= Adam of Bockenfield =

English Franciscan philosopher

Adam of Bockenfield (c. 1220 – before 1294) was an English Franciscan philosopher, who taught at the University of Oxford in the early 1240s. He was an early commentator on a number of Aristotle's works, in particular those dealing with natural philosophy.

==Teacher of Aristotle==
Adam and the theologian Richard Fishacre were two Oxford masters of the mid-13th century. Adam introduced the New Aristotle at the English university at a time when it was prohibited from being taught in Paris, France because of ecclesiastical restrictions. It is probable that Adam received a degree in theology and penned his Aristotelian commentaries during his regency in arts which began by 1243. His explanation of Aristotle's meaning drew heavily on the writing of Averroes.

==Nature of the soul==
His particular interest was in whether the agent intellect was within the soul or a power of the soul. Averroes' believed in the latter interpretation while many theologians were inclined to affirm the former. Adam doubted that the agent and possible intellect are of the same substance. He wondered if the substance of the possible intellect is within the soul while that of the agent intellect is outside of it. Like his Oxford colleagues he was curious about the unity of the soul. He felt that Aristotle merely refuted the idea of Plato. The latter believed the various functions of the soul (understanding, opinion, desire, etc.) reflected diverse parts of the soul, which were located in different organs. To answer the question left unanswered by Aristotle, Adam commented that each of the properties reside in the soul as a whole.

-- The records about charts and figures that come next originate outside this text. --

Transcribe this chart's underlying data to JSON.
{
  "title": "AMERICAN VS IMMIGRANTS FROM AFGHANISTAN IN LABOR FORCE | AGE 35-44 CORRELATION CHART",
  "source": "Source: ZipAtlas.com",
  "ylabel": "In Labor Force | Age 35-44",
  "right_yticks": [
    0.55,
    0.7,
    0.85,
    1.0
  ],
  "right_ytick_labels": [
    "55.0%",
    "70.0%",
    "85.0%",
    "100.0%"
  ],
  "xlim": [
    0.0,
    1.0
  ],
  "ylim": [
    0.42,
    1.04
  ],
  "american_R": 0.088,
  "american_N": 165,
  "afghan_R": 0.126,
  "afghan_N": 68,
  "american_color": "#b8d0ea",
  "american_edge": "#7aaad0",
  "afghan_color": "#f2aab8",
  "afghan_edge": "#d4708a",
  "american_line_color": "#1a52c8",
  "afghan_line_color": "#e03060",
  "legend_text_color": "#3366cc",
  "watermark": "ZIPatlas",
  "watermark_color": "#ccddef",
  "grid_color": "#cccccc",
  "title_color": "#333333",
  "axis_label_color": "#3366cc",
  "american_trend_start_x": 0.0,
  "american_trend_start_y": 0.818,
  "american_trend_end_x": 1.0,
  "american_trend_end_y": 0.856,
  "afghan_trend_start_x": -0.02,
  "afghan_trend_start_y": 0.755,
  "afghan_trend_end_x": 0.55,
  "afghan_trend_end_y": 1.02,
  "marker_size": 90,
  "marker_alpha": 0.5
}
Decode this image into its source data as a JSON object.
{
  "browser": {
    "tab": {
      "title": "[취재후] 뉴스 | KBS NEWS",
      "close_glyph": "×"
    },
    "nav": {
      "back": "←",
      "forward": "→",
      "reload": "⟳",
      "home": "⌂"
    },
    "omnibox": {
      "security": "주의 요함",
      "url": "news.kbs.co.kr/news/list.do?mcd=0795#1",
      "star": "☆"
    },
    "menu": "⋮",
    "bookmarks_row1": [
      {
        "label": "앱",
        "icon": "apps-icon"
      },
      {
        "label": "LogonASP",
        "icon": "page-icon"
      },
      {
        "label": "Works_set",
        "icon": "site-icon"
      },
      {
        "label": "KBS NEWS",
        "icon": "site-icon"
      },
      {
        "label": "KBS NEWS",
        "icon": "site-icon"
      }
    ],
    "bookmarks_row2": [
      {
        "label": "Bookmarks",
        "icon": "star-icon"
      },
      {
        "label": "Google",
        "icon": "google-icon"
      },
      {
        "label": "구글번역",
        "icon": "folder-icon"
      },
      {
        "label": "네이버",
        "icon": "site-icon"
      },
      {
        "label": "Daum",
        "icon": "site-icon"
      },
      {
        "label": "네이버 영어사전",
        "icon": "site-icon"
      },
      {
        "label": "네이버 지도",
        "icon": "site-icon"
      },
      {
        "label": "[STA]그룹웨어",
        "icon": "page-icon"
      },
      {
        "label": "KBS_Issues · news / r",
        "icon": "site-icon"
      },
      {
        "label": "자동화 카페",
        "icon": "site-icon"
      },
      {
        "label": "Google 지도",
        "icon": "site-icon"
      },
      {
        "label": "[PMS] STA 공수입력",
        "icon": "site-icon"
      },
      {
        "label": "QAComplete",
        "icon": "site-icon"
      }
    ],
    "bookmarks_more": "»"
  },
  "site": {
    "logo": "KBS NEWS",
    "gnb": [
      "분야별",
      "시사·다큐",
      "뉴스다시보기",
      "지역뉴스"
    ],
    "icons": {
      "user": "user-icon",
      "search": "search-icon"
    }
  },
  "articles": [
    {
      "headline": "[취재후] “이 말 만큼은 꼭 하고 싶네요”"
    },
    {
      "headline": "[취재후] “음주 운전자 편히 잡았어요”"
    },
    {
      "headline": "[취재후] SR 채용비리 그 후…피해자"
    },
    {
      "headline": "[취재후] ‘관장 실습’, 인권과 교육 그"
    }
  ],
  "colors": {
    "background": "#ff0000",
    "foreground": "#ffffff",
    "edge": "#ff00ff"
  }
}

He elaborated by saying that each individual being can have only one perfection. So it follows that man's perfection must be in one substance. He thought that according to Aristotelian principles, the vegetative and sensitive souls were of different substance than the 'intellective' soul. His attempt to clarify this was inspired by Philip the Chancellor. However Adam's is a more believable argument concerning this matter than is Philip's Summa. Philip the Chancellor insisted that the body and soul were united by a particular medium.